A comunista que evitou uma guerra para os brasileiros

A história da barretense que desafiou o governo Dutra, foi presa, mas acabou condecorada em Moscou

A filha de Elisa Branco Batista, Horieta, exibe o prêmio da Paz (Foto: Leonardo Brito)

Nascida em Barretos em 1912, Elisa Branco Batista é uma comunista brasileira, com reconhecimento internacional. Filha do casal português Carolina e José – ele um comerciante de madeiras, que faleceu quando ela tinha 6 anos –, Elisa viveu com a mãe e cinco irmãos na cidade até a idade adulta.

“Como aqui não tinha nada para a mulher trabalhar, fui para São Paulo onde aprendi a costurar com minha prima” – disse ela ao jornal Inverta, órgão oficial do Partido Comunista Marxista Leninista (PCML), do qual Elisa foi fundadora, no ano 2000.

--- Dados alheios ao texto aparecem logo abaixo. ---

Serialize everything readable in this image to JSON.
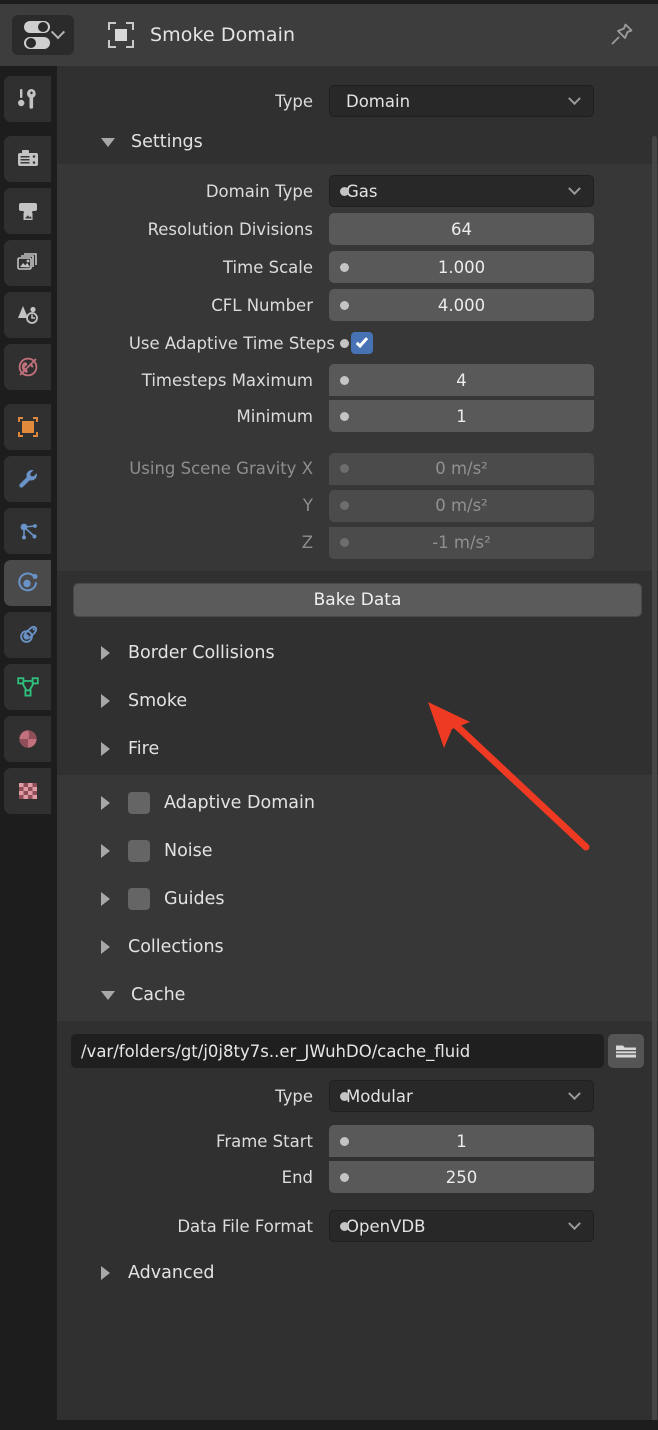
{
  "header": {
    "title": "Smoke Domain",
    "editor_selector_icon": "properties-editor-icon",
    "object_icon": "object-data-icon",
    "pin_icon": "pin-icon"
  },
  "tabs": [
    {
      "name": "tool",
      "icon": "tool-icon",
      "active": false
    },
    {
      "name": "render",
      "icon": "camera-back-icon",
      "active": false
    },
    {
      "name": "output",
      "icon": "printer-icon",
      "active": false
    },
    {
      "name": "view-layer",
      "icon": "images-icon",
      "active": false
    },
    {
      "name": "scene",
      "icon": "scene-cone-icon",
      "active": false
    },
    {
      "name": "world",
      "icon": "world-globe-icon",
      "active": false
    },
    {
      "name": "object",
      "icon": "object-square-icon",
      "active": false
    },
    {
      "name": "modifiers",
      "icon": "wrench-icon",
      "active": false
    },
    {
      "name": "particles",
      "icon": "particles-icon",
      "active": false
    },
    {
      "name": "physics",
      "icon": "physics-orbit-icon",
      "active": true
    },
    {
      "name": "object-constraints",
      "icon": "constraint-icon",
      "active": false
    },
    {
      "name": "object-data",
      "icon": "mesh-data-icon",
      "active": false
    },
    {
      "name": "material",
      "icon": "material-sphere-icon",
      "active": false
    },
    {
      "name": "texture",
      "icon": "checker-texture-icon",
      "active": false
    }
  ],
  "type_row": {
    "label": "Type",
    "value": "Domain"
  },
  "settings_panel": {
    "label": "Settings",
    "expanded": true,
    "rows": [
      {
        "label": "Domain Type",
        "value": "Gas",
        "kind": "dropdown",
        "decorator": true
      },
      {
        "label": "Resolution Divisions",
        "value": "64",
        "kind": "number",
        "decorator": false
      },
      {
        "label": "Time Scale",
        "value": "1.000",
        "kind": "number",
        "decorator": true
      },
      {
        "label": "CFL Number",
        "value": "4.000",
        "kind": "number",
        "decorator": true
      }
    ],
    "adaptive_checkbox": {
      "label": "Use Adaptive Time Steps",
      "checked": true,
      "decorator": true
    },
    "timestep_rows": [
      {
        "label": "Timesteps Maximum",
        "value": "4",
        "decorator": true
      },
      {
        "label": "Minimum",
        "value": "1",
        "decorator": true
      }
    ],
    "gravity_rows": [
      {
        "label": "Using Scene Gravity X",
        "value": "0 m/s²",
        "decorator": true
      },
      {
        "label": "Y",
        "value": "0 m/s²",
        "decorator": true
      },
      {
        "label": "Z",
        "value": "-1 m/s²",
        "decorator": true
      }
    ]
  },
  "bake_button": {
    "label": "Bake Data"
  },
  "sub_panels": [
    {
      "label": "Border Collisions",
      "expanded": false,
      "checkbox": false
    },
    {
      "label": "Smoke",
      "expanded": false,
      "checkbox": false
    },
    {
      "label": "Fire",
      "expanded": false,
      "checkbox": false
    },
    {
      "label": "Adaptive Domain",
      "expanded": false,
      "checkbox": true
    },
    {
      "label": "Noise",
      "expanded": false,
      "checkbox": true
    },
    {
      "label": "Guides",
      "expanded": false,
      "checkbox": true
    },
    {
      "label": "Collections",
      "expanded": false,
      "checkbox": false
    }
  ],
  "cache_panel": {
    "label": "Cache",
    "expanded": true,
    "path": "/var/folders/gt/j0j8ty7s..er_JWuhDO/cache_fluid",
    "folder_icon": "folder-icon",
    "rows": [
      {
        "label": "Type",
        "value": "Modular",
        "kind": "dropdown",
        "decorator": true
      },
      {
        "label": "Frame Start",
        "value": "1",
        "kind": "number",
        "decorator": true
      },
      {
        "label": "End",
        "value": "250",
        "kind": "number",
        "decorator": true
      },
      {
        "label": "Data File Format",
        "value": "OpenVDB",
        "kind": "dropdown",
        "decorator": true
      }
    ]
  },
  "advanced_panel": {
    "label": "Advanced",
    "expanded": false
  },
  "annotation": {
    "arrow_color": "#ee3a22",
    "points_to": "bake-data-button"
  },
  "colors": {
    "panel_bg": "#303030",
    "panel_bg_alt": "#373737",
    "header_bg": "#3d3d3d",
    "field_number": "#595959",
    "field_dropdown": "#282828",
    "accent_checkbox": "#4772b3",
    "text": "#dcdcdc"
  }
}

Elisa começou sua militância política em Barretos, em 1945, ao assumir o Departamento Feminino do Comitê do Partido Comunista Brasileiro (PCB). Em 1946, como vice-presidenta, participou da inauguração do Comitê Popular Democrático da Fortaleza, na Rua 22, número 1220, que defendia o bairro.

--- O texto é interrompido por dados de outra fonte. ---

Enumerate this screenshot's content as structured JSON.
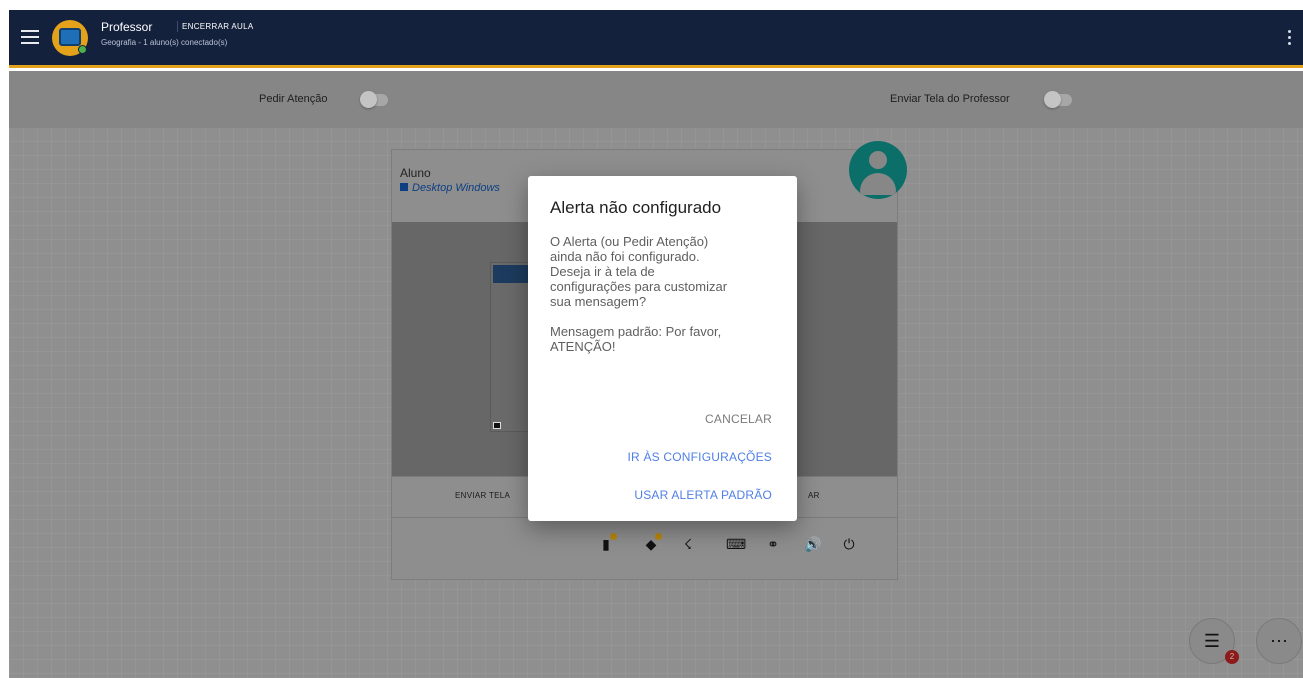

Na capital, lugar em que foi presidenta de honra da Federação das Mulheres de São Paulo ( Foto: Arquivo Pessoal)Na capital, foi presidenta de honra da Federação das Mulheres de São Paulo e vice-presidenta do Movimento Brasileiro dos Partidários da Paz. Em 1950, num desfile de 7 de setembro, no Vale do Anhangabaú, desafiou o governo Dutra ao abrir uma faixa de cinco metros de extensão com os dizeres “Os Soldados, Nossos Filhos, Não Irão Para a Coreia”.

Aplaudida pela multidão, foi presa e conduzida ao Departamento de Ordem Política e Social, o DOPS. Ficou oito dias incomunicável. Foi condenada a quatro anos e três meses de prisão. “Mas uma luta muito bem-feita obrigou o governo a desistir de mandar brasileiros para a guerra” – disse na ocasião.

Na prisão, Elisa alfabetizou detentas, ensinou corte e costura e higiene pessoal. Do lado de fora, organizou-se um movimento pela sua libertação, campanha da qual participou até a Rádio Central de Moscou. Depois de um ano e oito meses de cárcere, ela foi libertada. Em 1953, no Palácio do Kremlin, em Moscou, na União Soviética, recebeu o Prêmio Internacional da Paz.

Em 1958, Elisa Branco volta a Barretos, onde participa de um comício na Praça Conselheiro Antônio Prado (a Praça da Estação), quando um simpatizante da candidatura Carvalho Pinto sai esfaqueado “sem gravidade”, como destacou à época o jornal “Correio de Barretos”.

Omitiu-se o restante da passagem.